Frage von algarius, 83

Warum tritt die Ultraviolett-Katastrophe nicht ein?

Wir betrachten die Erwärmung eines schwarzen Körpers. Wird diese erhöht auf bsp. 4000 Kelvin ist das Maximum der Intensität der abgestrahlten Strahlung bei 724 nm. Der Körper strahlt daher rot.

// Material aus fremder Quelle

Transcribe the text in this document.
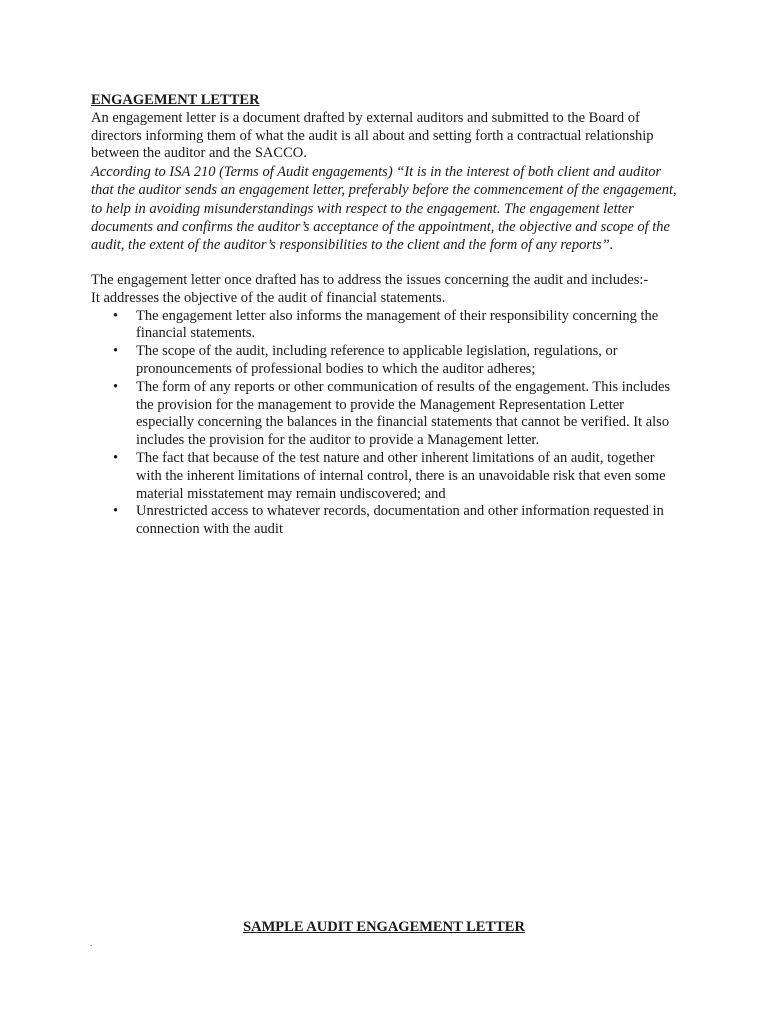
ENGAGEMENT LETTER

An engagement letter is a document drafted by external auditors and submitted to the Board of directors informing them of what the audit is all about and setting forth a contractual relationship between the auditor and the SACCO.

According to ISA 210 (Terms of Audit engagements) “It is in the interest of both client and auditor that the auditor sends an engagement letter, preferably before the commencement of the engagement, to help in avoiding misunderstandings with respect to the engagement. The engagement letter documents and confirms the auditor’s acceptance of the appointment, the objective and scope of the audit, the extent of the auditor’s responsibilities to the client and the form of any reports”.

The engagement letter once drafted has to address the issues concerning the audit and includes:-

It addresses the objective of the audit of financial statements.

• The engagement letter also informs the management of their responsibility concerning the financial statements.
• The scope of the audit, including reference to applicable legislation, regulations, or pronouncements of professional bodies to which the auditor adheres;
• The form of any reports or other communication of results of the engagement. This includes the provision for the management to provide the Management Representation Letter especially concerning the balances in the financial statements that cannot be verified. It also includes the provision for the auditor to provide a Management letter.
• The fact that because of the test nature and other inherent limitations of an audit, together with the inherent limitations of internal control, there is an unavoidable risk that even some material misstatement may remain undiscovered; and
• Unrestricted access to whatever records, documentation and other information requested in connection with the audit
SAMPLE AUDIT ENGAGEMENT LETTER
.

Erhitzen wir den Körper mehr bsp. auf 5000 Kelvin, dann ist das Maximum der Intenstät der abgestrahlten Strahlung bei 580 nm. Der Körper strahlt daher grün.

Je wärmer der Körper wird desto kurzwelliger (desto höher wird die Frequenz) wird die Strahlung, bis auf Ultraviolett welches zur Ultraviolett Katastrophe führen kann. Nur tritt diese aber nie ein, da Planck die Quanten einfügte.

Warum tritt diese aber nicht ein, das verstehe ich nicht. Es gilt ja die Energie eine Photons ist = h*f.

Wenn also die Frequenz höher wird, dann hat ja das Photon mehr Energie und es könnte mehr Strahlung in Ultraviolett abstrahlen, was ja zur Ultraviolett Katastrophe führen würde. Das ist doch ein Widerspruch. Was sehe ich hier falsch?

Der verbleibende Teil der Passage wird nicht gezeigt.